¹ Department of Gastrointestinal Surgery, Beijing Shijitan Hospital, Capital Medical University, Beijing 100038, China.
² Key Laboratory of Cancer FSMP for State Market Regulation, Beijing 100038, China.
³ Department of TCM, Beijing Shijitan Hospital, Capital Medical University, Beijing 100038, China.

Abstract

Objective: Hedyotis diffusa-Scutellaria barbata herb pair (HS) has therapeutic effects on a variety of cancers, and this study aims to systematically explore the multiple mechanisms of HS in the treatment of colorectal cancer (CRC). Methods.
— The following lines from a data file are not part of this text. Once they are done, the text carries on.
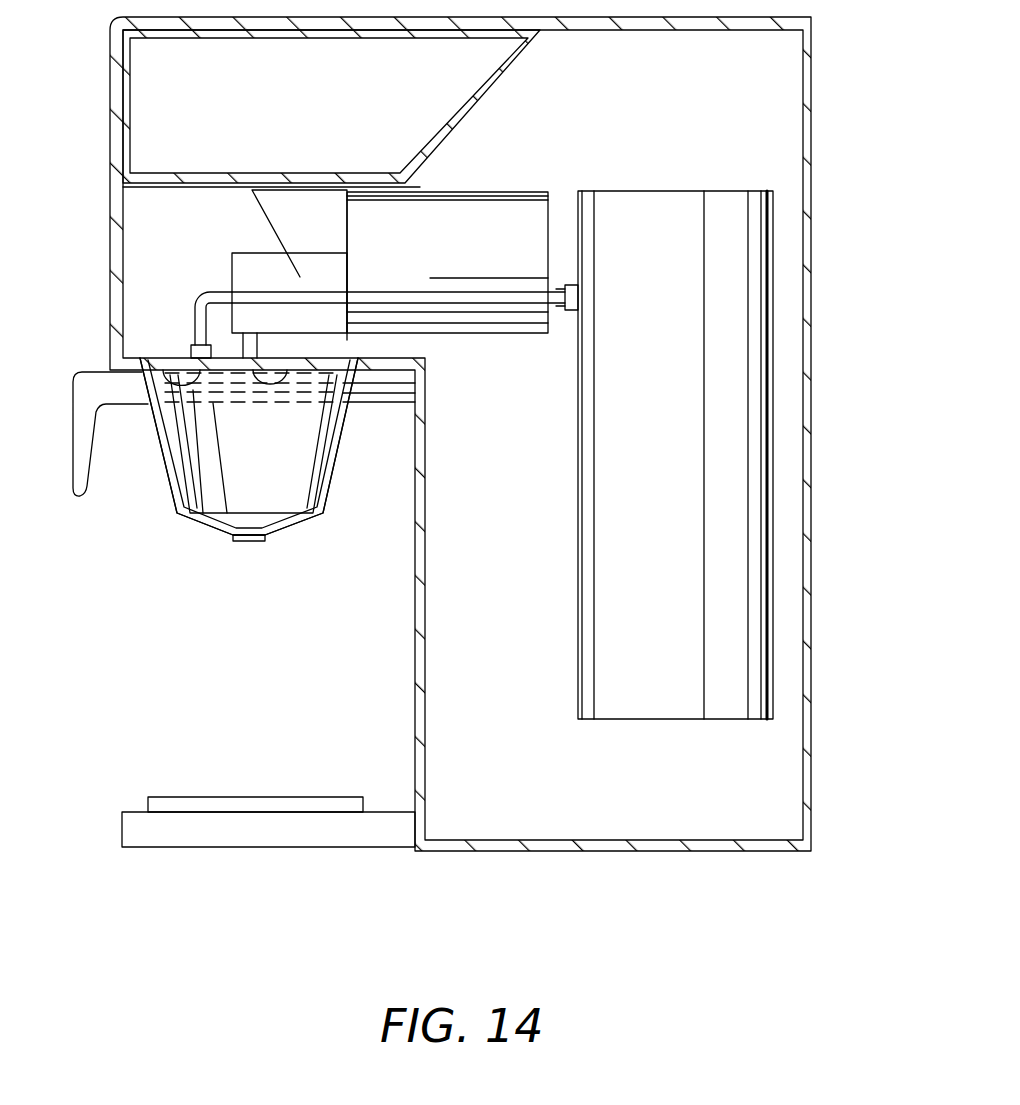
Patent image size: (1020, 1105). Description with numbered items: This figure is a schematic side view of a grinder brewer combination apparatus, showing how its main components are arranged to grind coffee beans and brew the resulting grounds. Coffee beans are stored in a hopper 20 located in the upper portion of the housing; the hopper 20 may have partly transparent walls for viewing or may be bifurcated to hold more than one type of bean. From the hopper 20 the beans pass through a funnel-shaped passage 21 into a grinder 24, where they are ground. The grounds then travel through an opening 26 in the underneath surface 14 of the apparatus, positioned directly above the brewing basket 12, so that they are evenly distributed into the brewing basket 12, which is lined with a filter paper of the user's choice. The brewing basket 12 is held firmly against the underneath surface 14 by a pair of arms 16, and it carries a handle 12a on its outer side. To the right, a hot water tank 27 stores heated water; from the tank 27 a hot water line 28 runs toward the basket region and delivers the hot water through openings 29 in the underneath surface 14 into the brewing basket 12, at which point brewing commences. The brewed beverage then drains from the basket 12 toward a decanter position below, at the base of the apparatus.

The brewing basket 12 is at (293, 527).
The carafe handle 12a is at (112, 368).
The underneath surface 14 is at (150, 370).
The pair of arms 16 is at (213, 403).
The hopper 20 is at (110, 75).
The funnel 21 is at (252, 200).
The grinder 24 is at (232, 255).
The opening 26 is at (280, 372).
The hot water tank 27 is at (775, 400).
The hot water line 28 is at (497, 303).
The openings 29 is at (163, 365).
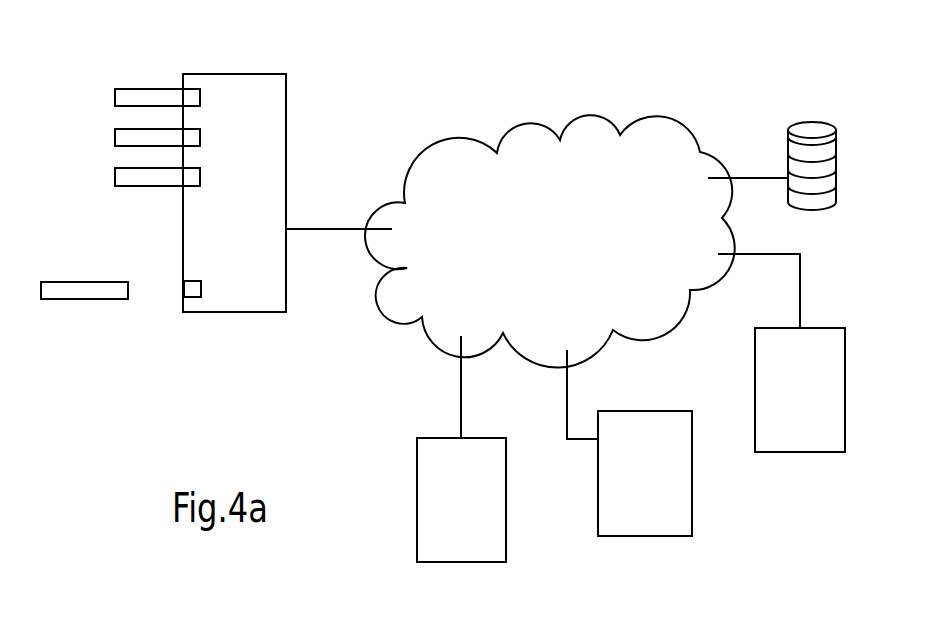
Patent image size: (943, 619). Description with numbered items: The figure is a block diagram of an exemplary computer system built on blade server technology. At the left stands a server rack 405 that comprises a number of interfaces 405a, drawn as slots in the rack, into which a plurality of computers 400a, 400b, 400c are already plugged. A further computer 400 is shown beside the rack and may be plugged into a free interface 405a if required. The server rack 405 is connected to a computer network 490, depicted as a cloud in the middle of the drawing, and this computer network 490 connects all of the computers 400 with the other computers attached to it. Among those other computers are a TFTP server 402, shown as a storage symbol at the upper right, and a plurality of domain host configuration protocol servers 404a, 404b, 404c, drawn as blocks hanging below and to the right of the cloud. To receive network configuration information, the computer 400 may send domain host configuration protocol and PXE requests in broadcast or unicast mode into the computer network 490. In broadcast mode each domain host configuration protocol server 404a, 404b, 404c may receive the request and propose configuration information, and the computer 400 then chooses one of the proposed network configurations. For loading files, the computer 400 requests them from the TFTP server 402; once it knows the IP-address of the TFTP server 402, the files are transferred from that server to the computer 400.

The computer 400 is at (63, 282).
The computer 400a is at (133, 89).
The computer 400b is at (115, 133).
The computer 400c is at (115, 175).
The server rack 405 is at (247, 74).
The interface 405a is at (192, 281).
The computer network 490 is at (556, 301).
The TFTP server 402 is at (822, 122).
The domain host configuration protocol server 404a is at (673, 513).
The domain host configuration protocol server 404b is at (830, 430).
The domain host configuration protocol server 404c is at (490, 540).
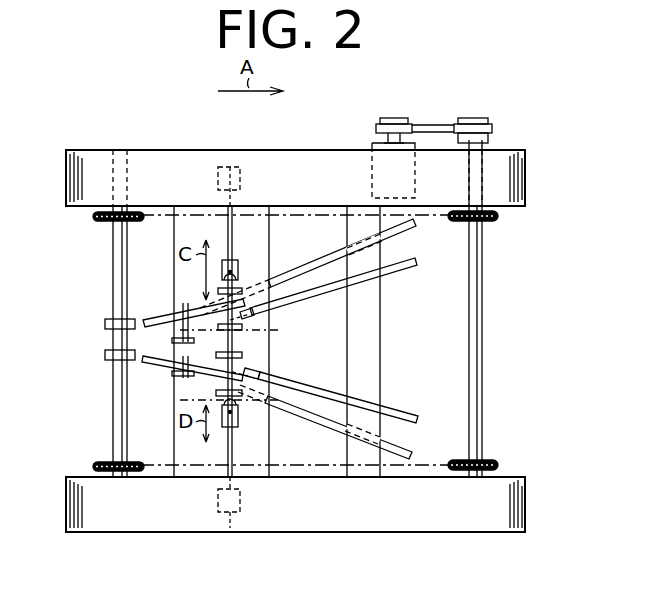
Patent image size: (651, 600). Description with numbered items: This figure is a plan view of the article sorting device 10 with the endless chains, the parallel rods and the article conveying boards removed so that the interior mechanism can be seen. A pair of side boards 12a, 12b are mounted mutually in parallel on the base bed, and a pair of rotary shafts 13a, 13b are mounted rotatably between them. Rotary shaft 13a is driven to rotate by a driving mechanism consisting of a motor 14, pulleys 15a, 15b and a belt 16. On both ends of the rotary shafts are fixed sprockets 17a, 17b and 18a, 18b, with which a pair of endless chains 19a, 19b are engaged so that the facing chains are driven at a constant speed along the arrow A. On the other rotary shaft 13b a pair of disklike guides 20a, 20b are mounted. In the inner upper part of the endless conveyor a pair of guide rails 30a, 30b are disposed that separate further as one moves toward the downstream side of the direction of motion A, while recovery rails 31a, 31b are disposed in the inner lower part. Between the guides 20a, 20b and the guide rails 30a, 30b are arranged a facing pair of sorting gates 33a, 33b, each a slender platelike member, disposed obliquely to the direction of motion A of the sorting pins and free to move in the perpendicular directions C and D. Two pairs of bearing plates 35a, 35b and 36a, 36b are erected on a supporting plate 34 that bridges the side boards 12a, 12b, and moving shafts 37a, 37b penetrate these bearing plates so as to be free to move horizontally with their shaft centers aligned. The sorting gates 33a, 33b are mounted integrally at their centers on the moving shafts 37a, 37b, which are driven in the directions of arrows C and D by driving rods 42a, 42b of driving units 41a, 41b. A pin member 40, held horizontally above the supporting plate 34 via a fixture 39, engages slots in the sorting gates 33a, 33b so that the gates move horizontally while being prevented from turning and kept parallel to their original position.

The transfer apparatus 10 is at (518, 116).
The side board 12a is at (305, 165).
The side board 12b is at (285, 532).
The rotary shaft 13a is at (482, 343).
The rotary shaft 13b is at (113, 275).
The motor 14 is at (370, 171).
The pulley 15a is at (393, 118).
The pulley 15b is at (474, 118).
The belt 16 is at (430, 125).
The sprocket 17a is at (492, 218).
The sprocket 17b is at (494, 464).
The sprocket 18a is at (94, 220).
The sprocket 18b is at (94, 464).
The endless chain 19a is at (198, 214).
The endless chain 19b is at (198, 463).
The disklike guide 20a is at (105, 322).
The disklike guide 20b is at (105, 355).
The guide rail 30a is at (412, 264).
The guide rail 30b is at (417, 418).
The recovery rail 31a is at (408, 223).
The recovery rail 31b is at (410, 454).
The sorting gate 33a is at (200, 313).
The sorting gate 33b is at (205, 375).
The supporting plate 34 is at (300, 470).
The bearing plate 35a is at (243, 327).
The bearing plate 35b is at (240, 290).
The bearing plate 36a is at (243, 354).
The bearing plate 36b is at (240, 395).
The moving shaft 37a is at (260, 318).
The moving shaft 37b is at (260, 374).
The fixture 39 is at (183, 335).
The pin member 40 is at (183, 360).
The driving unit 41a is at (230, 167).
The driving unit 41b is at (230, 512).
The driving rod 42a is at (238, 215).
The driving rod 42b is at (238, 455).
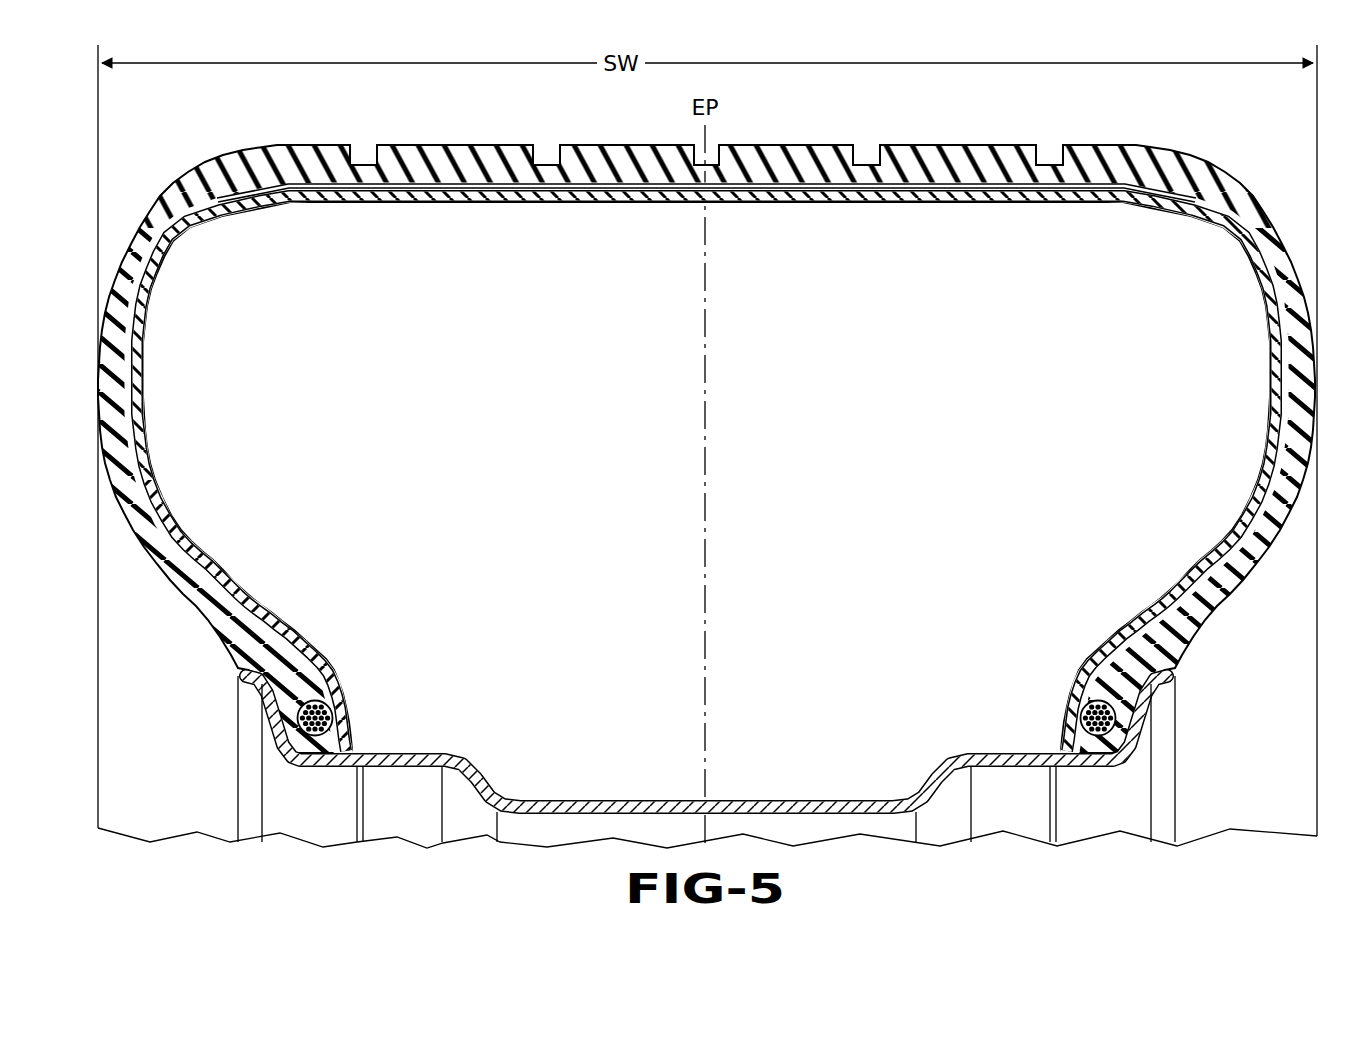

The active ingredients of HS were obtained from TCMSP, and the potential targets related to these ingredients were screened from the STITCH, SuperPred, and Swiss TargetPrediction databases. Targets associated with CRC were retrieved by Drugbank, TTD, DisGeNET, and GeneCards. We used a Venn diagram to screen the intersection targets and used Cytoscape to construct the herb-ingredient-target-disease network, and the core targets were selected. The Go analysis and KEGG pathway annotation were performed by R language software. We used PyMol and Autodock Vina to achieve molecular docking of core ingredients and targets. Results: A total of 33 active ingredients were obtained from the HS, and 762 CRC-related targets were reserved from the four databases. We got 170 intersection targets to construct the network and found that the four ingredients with the most targets were quercetin, luteolin, baicalein, and dinatin, which were the core ingredients. The PPI analysis showed that the core targets were STAT3, TP53, MAPK3, AKT1, JUN, EGFR, MYC, VEGFA, EGF, and CTNNB1. Molecular docking results showed that these core ingredients had good binding potential with core targets, especially the docking of each component with MAPK obtained the lowest binding energy. HS acts simultaneously on various signaling pathways related to CRC, including the PI3K-Akt signaling pathway, proteoglycans in cancer, and the MAPK signaling pathway. Conclusions: This study systematically analyzed the active ingredients, core targets, and central mechanisms of HS in the treatment of CRC. It reveals the role of HS targeting PI3K-Akt signaling and MAPK signaling pathways in the treatment of CRC. We hope that our research could bring a new perspective to the therapy of CRC and find new anticancer drugs.